Mit dem Eintritt in das Team, erkennt das Mitglied alle folgenden Regeln an und Vereinbahrungen an.

Ergänzend zu den hier niedergeschriebenen Regeln gelten die gesetzlichen Bestimmungen, welche unter anderem nachfolgend in interpretier Form nachgelesen werden können: http://www.airsoft-initiative.de/rechtsauffassungen_airsoft.html
http://files.homepagemodules.de/b591732/f30t105p716n2.pdf

Der Eintritt in das Team ist erst nach einer unbestimmten Anzahl von Probespielen in, bzw. mit dem Team möglich.
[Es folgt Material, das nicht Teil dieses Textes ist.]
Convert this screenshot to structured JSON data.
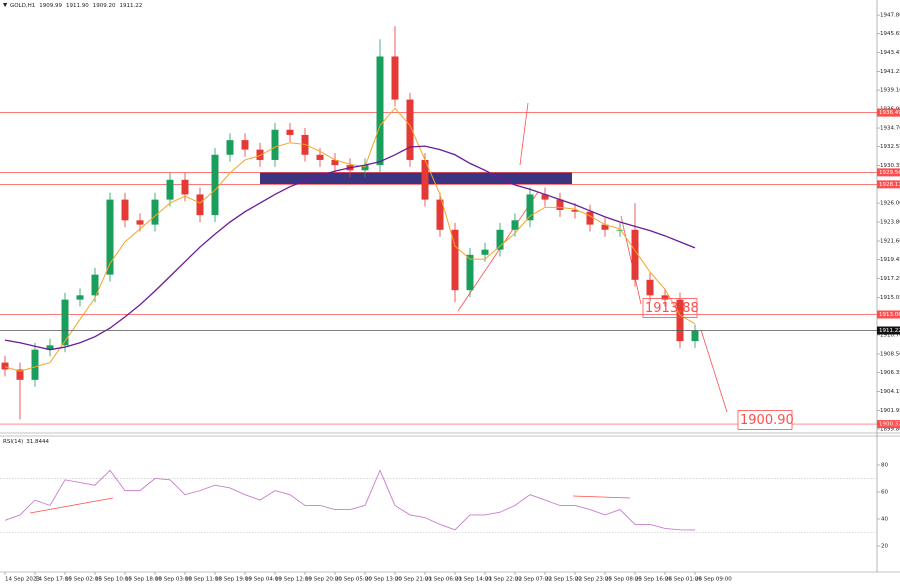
{
  "chart_data": {
    "type": "candlestick",
    "title": "GOLD,H1",
    "header": [
      "1909.99",
      "1911.90",
      "1909.20",
      "1911.22"
    ],
    "up_color": "#1a9e5c",
    "down_color": "#e53935",
    "categories": [
      "14 Sep 2023",
      null,
      "14 Sep 17:00",
      null,
      "15 Sep 02:00",
      null,
      "15 Sep 10:00",
      null,
      "15 Sep 18:00",
      null,
      "18 Sep 03:00",
      null,
      "18 Sep 11:00",
      null,
      "18 Sep 19:00",
      null,
      "19 Sep 04:00",
      null,
      "19 Sep 12:00",
      null,
      "19 Sep 20:00",
      null,
      "20 Sep 05:00",
      null,
      "20 Sep 13:00",
      null,
      "20 Sep 21:00",
      null,
      "21 Sep 06:00",
      null,
      "21 Sep 14:00",
      null,
      "21 Sep 22:00",
      null,
      "22 Sep 07:00",
      null,
      "22 Sep 15:00",
      null,
      "22 Sep 23:00",
      null,
      "25 Sep 08:00",
      null,
      "25 Sep 16:00",
      null,
      "26 Sep 01:00",
      null,
      "26 Sep 09:00"
    ],
    "ohlc": [
      [
        1907.5,
        1908.3,
        1905.9,
        1906.7
      ],
      [
        1906.7,
        1907.5,
        1900.9,
        1905.5
      ],
      [
        1905.5,
        1909.8,
        1904.7,
        1909.0
      ],
      [
        1909.0,
        1910.3,
        1908.2,
        1909.5
      ],
      [
        1909.5,
        1915.6,
        1908.7,
        1914.8
      ],
      [
        1914.8,
        1916.1,
        1914.0,
        1915.3
      ],
      [
        1915.3,
        1918.5,
        1914.5,
        1917.7
      ],
      [
        1917.7,
        1927.2,
        1916.9,
        1926.4
      ],
      [
        1926.4,
        1927.2,
        1923.2,
        1924.0
      ],
      [
        1924.0,
        1924.8,
        1922.7,
        1923.5
      ],
      [
        1923.5,
        1927.2,
        1922.7,
        1926.4
      ],
      [
        1926.4,
        1929.5,
        1925.6,
        1928.7
      ],
      [
        1928.7,
        1929.5,
        1926.2,
        1927.0
      ],
      [
        1927.0,
        1927.8,
        1923.8,
        1924.6
      ],
      [
        1924.6,
        1932.4,
        1923.8,
        1931.6
      ],
      [
        1931.6,
        1934.1,
        1930.8,
        1933.3
      ],
      [
        1933.3,
        1934.1,
        1931.4,
        1932.2
      ],
      [
        1932.2,
        1933.0,
        1930.2,
        1931.0
      ],
      [
        1931.0,
        1935.3,
        1930.2,
        1934.5
      ],
      [
        1934.5,
        1935.3,
        1933.1,
        1933.9
      ],
      [
        1933.9,
        1934.7,
        1930.8,
        1931.6
      ],
      [
        1931.6,
        1932.4,
        1930.2,
        1931.0
      ],
      [
        1931.0,
        1931.8,
        1929.6,
        1930.4
      ],
      [
        1930.4,
        1931.2,
        1929.0,
        1929.8
      ],
      [
        1929.8,
        1931.2,
        1929.0,
        1930.4
      ],
      [
        1930.4,
        1945.0,
        1929.6,
        1943.0
      ],
      [
        1943.0,
        1946.5,
        1937.2,
        1938.0
      ],
      [
        1938.0,
        1938.8,
        1930.2,
        1931.0
      ],
      [
        1931.0,
        1931.8,
        1925.6,
        1926.4
      ],
      [
        1926.4,
        1927.2,
        1922.1,
        1922.9
      ],
      [
        1922.9,
        1923.7,
        1914.5,
        1915.9
      ],
      [
        1915.9,
        1920.8,
        1915.1,
        1920.0
      ],
      [
        1920.0,
        1921.4,
        1919.2,
        1920.6
      ],
      [
        1920.6,
        1923.7,
        1919.8,
        1922.9
      ],
      [
        1922.9,
        1924.8,
        1922.1,
        1924.0
      ],
      [
        1924.0,
        1927.8,
        1923.2,
        1927.0
      ],
      [
        1927.0,
        1927.8,
        1925.6,
        1926.4
      ],
      [
        1926.4,
        1927.2,
        1924.4,
        1925.2
      ],
      [
        1925.2,
        1926.0,
        1924.2,
        1925.0
      ],
      [
        1925.0,
        1925.8,
        1922.7,
        1923.5
      ],
      [
        1923.5,
        1924.3,
        1922.1,
        1922.9
      ],
      [
        1922.9,
        1923.7,
        1922.1,
        1922.9
      ],
      [
        1922.9,
        1926.0,
        1916.3,
        1917.1
      ],
      [
        1917.1,
        1917.9,
        1914.5,
        1915.3
      ],
      [
        1915.3,
        1916.1,
        1914.0,
        1914.8
      ],
      [
        1914.8,
        1915.6,
        1909.2,
        1909.99
      ],
      [
        1909.99,
        1911.9,
        1909.2,
        1911.22
      ]
    ],
    "series": [
      {
        "color": "#f5a623",
        "values": [
          1907,
          1906.5,
          1907,
          1907.5,
          1910,
          1912.5,
          1915,
          1919,
          1921.5,
          1923,
          1924.5,
          1926,
          1926.8,
          1926,
          1927.5,
          1929.5,
          1931,
          1931.5,
          1932.5,
          1933,
          1932.8,
          1932,
          1931,
          1930.5,
          1930.2,
          1935,
          1937,
          1935,
          1931,
          1927,
          1921,
          1919.5,
          1919.5,
          1921,
          1922.5,
          1924.5,
          1925.5,
          1925.5,
          1925.3,
          1924.5,
          1923.5,
          1923,
          1920.5,
          1918,
          1916,
          1913,
          1912
        ]
      },
      {
        "color": "#6a1b9a",
        "values": [
          1910.1,
          1909.8,
          1909.4,
          1909.0,
          1909.3,
          1909.8,
          1910.5,
          1911.5,
          1912.8,
          1914.2,
          1915.8,
          1917.5,
          1919.2,
          1920.9,
          1922.4,
          1923.8,
          1925.0,
          1926.0,
          1927.0,
          1927.9,
          1928.6,
          1929.2,
          1929.7,
          1930.1,
          1930.4,
          1930.8,
          1931.6,
          1932.5,
          1932.6,
          1932.2,
          1931.6,
          1930.6,
          1929.8,
          1928.9,
          1928.1,
          1927.6,
          1927.0,
          1926.4,
          1925.8,
          1925.1,
          1924.4,
          1923.8,
          1923.3,
          1922.8,
          1922.2,
          1921.5,
          1920.8
        ]
      }
    ],
    "ylim": [
      1899.45,
      1949.55
    ],
    "yticks": [
      {
        "value": 1947.8,
        "label": "1947.80"
      },
      {
        "value": 1945.65,
        "label": "1945.65"
      },
      {
        "value": 1943.45,
        "label": "1943.45"
      },
      {
        "value": 1941.25,
        "label": "1941.25"
      },
      {
        "value": 1939.1,
        "label": "1939.10"
      },
      {
        "value": 1936.9,
        "label": "1936.90"
      },
      {
        "value": 1934.7,
        "label": "1934.70"
      },
      {
        "value": 1932.55,
        "label": "1932.55"
      },
      {
        "value": 1930.35,
        "label": "1930.35"
      },
      {
        "value": 1928.15,
        "label": "1928.15"
      },
      {
        "value": 1926,
        "label": "1926.00"
      },
      {
        "value": 1923.8,
        "label": "1923.80"
      },
      {
        "value": 1921.6,
        "label": "1921.60"
      },
      {
        "value": 1919.45,
        "label": "1919.45"
      },
      {
        "value": 1917.25,
        "label": "1917.25"
      },
      {
        "value": 1915.05,
        "label": "1915.05"
      },
      {
        "value": 1912.9,
        "label": "1912.90"
      },
      {
        "value": 1910.7,
        "label": "1910.70"
      },
      {
        "value": 1908.5,
        "label": "1908.50"
      },
      {
        "value": 1906.35,
        "label": "1906.35"
      },
      {
        "value": 1904.15,
        "label": "1904.15"
      },
      {
        "value": 1901.95,
        "label": "1901.95"
      },
      {
        "value": 1899.8,
        "label": "1899.80"
      }
    ],
    "levels": [
      {
        "value": 1936.49
      },
      {
        "value": 1929.56
      },
      {
        "value": 1928.17
      },
      {
        "value": 1913.08
      },
      {
        "value": 1900.37
      }
    ],
    "level_color": "#ff4d4d",
    "zone_color": "#2e2a7a",
    "annotations": [
      {
        "value": 1913.88
      },
      {
        "value": 1900.9,
        "label": "1900.90"
      }
    ],
    "rsi": {
      "title": "RSI(14)",
      "color": "#c77dcc",
      "values": [
        39,
        43,
        54,
        50,
        69,
        67,
        65,
        76,
        61,
        61,
        70,
        69,
        58,
        61,
        65,
        63,
        58,
        54,
        61,
        58,
        50,
        50,
        47,
        47,
        50,
        76,
        50,
        43,
        41,
        36,
        32,
        43,
        43,
        45,
        50,
        58,
        54,
        50,
        50,
        47,
        43,
        47,
        36,
        36,
        33,
        32,
        31.8444
      ],
      "ylim": [
        1.5,
        100.7
      ],
      "yticks": [
        20,
        40,
        60,
        80
      ],
      "levels": [
        30,
        70
      ]
    }
  }
}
Sinn ist es, dass die Teamleader dass angehende Team Mitglied ausreichend kennen lernen konnten, um ein Urteil zu fällen, ob das Mitglied in das Team passt.

Entsprechend wird der Eintritt eines neuen Mitglieds unter den Leadern abgestimmt.

Shark Airsoft Germany ist ein Team, jedoch gibt es keine Verpflichtung. Andere Dinge dürfen über das Team und über den Sport gestellt werden. Entsprechend gibt es keine Verpflichtung, wie oft man an Spielen teilnehmen muss. Dies darf von niemandem verurteilt werden.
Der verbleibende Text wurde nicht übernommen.